Three cheers for Dan for calling a spade a spade. I've noticed that sometimes, as people get to a certain point, they will let out little snippets of truth like this. Not dissimilar to a deathbed confession of sorts, if you will. And if it's not disclosing too much, they don't get symbolically "necklaced", as Dan refers to.
Another example that comes to mind is President Eisenhower's warning in his Farewell to the Nation address as he prepared to leave office on January 16, 1961. In it he warns all Americans to beware of the "military/industrial complex in this country. Now, who should know better about this sort of thing than a true leader who served as General of the armed forces AND President of the United States? Here is an excerpt from that speech:

"In the councils of government, we must guard against the acquisition of unwarranted influence, whether sought or unsought, by the military-industrial complex. The potential for the disastrous rise of misplaced power exists and will persist. We must never let the weight of this combination endanger our liberties or democratic processes. We should take nothing for granted. Only an alert and knowledgeable citizenry can compel the proper meshing of the huge industrial and military machinery of defense with our peaceful methods and goals so that security and liberty may prosper together."
"Altert and knowledgable..." sounds like my readers.

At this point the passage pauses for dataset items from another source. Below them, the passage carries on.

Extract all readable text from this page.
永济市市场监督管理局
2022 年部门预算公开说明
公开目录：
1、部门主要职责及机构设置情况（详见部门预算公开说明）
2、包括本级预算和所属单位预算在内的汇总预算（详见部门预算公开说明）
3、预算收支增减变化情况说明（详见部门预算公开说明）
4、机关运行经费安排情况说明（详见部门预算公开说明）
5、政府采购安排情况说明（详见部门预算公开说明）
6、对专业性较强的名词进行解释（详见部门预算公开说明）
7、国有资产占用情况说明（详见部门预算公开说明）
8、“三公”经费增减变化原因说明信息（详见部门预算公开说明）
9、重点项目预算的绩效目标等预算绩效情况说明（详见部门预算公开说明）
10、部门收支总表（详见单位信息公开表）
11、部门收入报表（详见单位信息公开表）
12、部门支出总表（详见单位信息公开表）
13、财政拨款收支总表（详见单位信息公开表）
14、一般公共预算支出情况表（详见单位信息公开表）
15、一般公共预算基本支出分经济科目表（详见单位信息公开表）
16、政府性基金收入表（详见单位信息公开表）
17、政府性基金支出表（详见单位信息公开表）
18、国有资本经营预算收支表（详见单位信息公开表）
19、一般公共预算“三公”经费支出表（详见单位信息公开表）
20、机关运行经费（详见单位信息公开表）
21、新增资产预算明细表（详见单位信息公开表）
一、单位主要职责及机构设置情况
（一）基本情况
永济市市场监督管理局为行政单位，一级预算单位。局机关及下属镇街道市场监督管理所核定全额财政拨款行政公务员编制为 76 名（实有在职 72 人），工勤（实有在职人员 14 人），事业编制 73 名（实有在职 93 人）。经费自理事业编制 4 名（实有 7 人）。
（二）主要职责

And there this on the subject from Wikepedia:

"In the penultimate draft of the address, Eisenhower initially used the term military-industrial-congressional complex, and thus indicated the essential role that the United States Congress plays in the propagation of the military industry. But, it is said, that the president chose to strike the word congressional in order to placate members of the legislative branch of the federal government. Shortly after Eisenhower's address, the issue of military-industrial-congressional influence came to the forefront after Kennedy canceled the B-70 bomber on March 28, 1961. After appropriations bills had been passed and signed with B-70 funding that Kennedy would not use, the House Armed Services Committee (with 21 members having B-70 work in their districts) subsequently attempted to "direct" -- by law -- the Executive Branch to use "the full amount" appropriated for the B-70. However, a March 19, 1962 eleventh hour White House Rose Garden agreement by chairman Carl Vinson retracted the language from the appropriations bill, and the B-70 cancellation remained permanent.[4]
Attempts to conceptualize something similar to a modern "military-industrial complex" existed before Eisenhower's address. In 1956, sociologist C. Wright Mills had claimed in his book The Power Elite that a class of military, business, and political leaders, driven by mutual interests, were the real leaders of the state, and were effectively beyond democratic control."

Notice the self-censorship that Rather talks about in the first bolded section? And the reference to President Kennedy?

I wonder if either of the dead Kennedys (not the band) would have had more to say if they were allowed to reach an older age. Or maybe they said enough. Does the word "necklace" come to mind, anyone?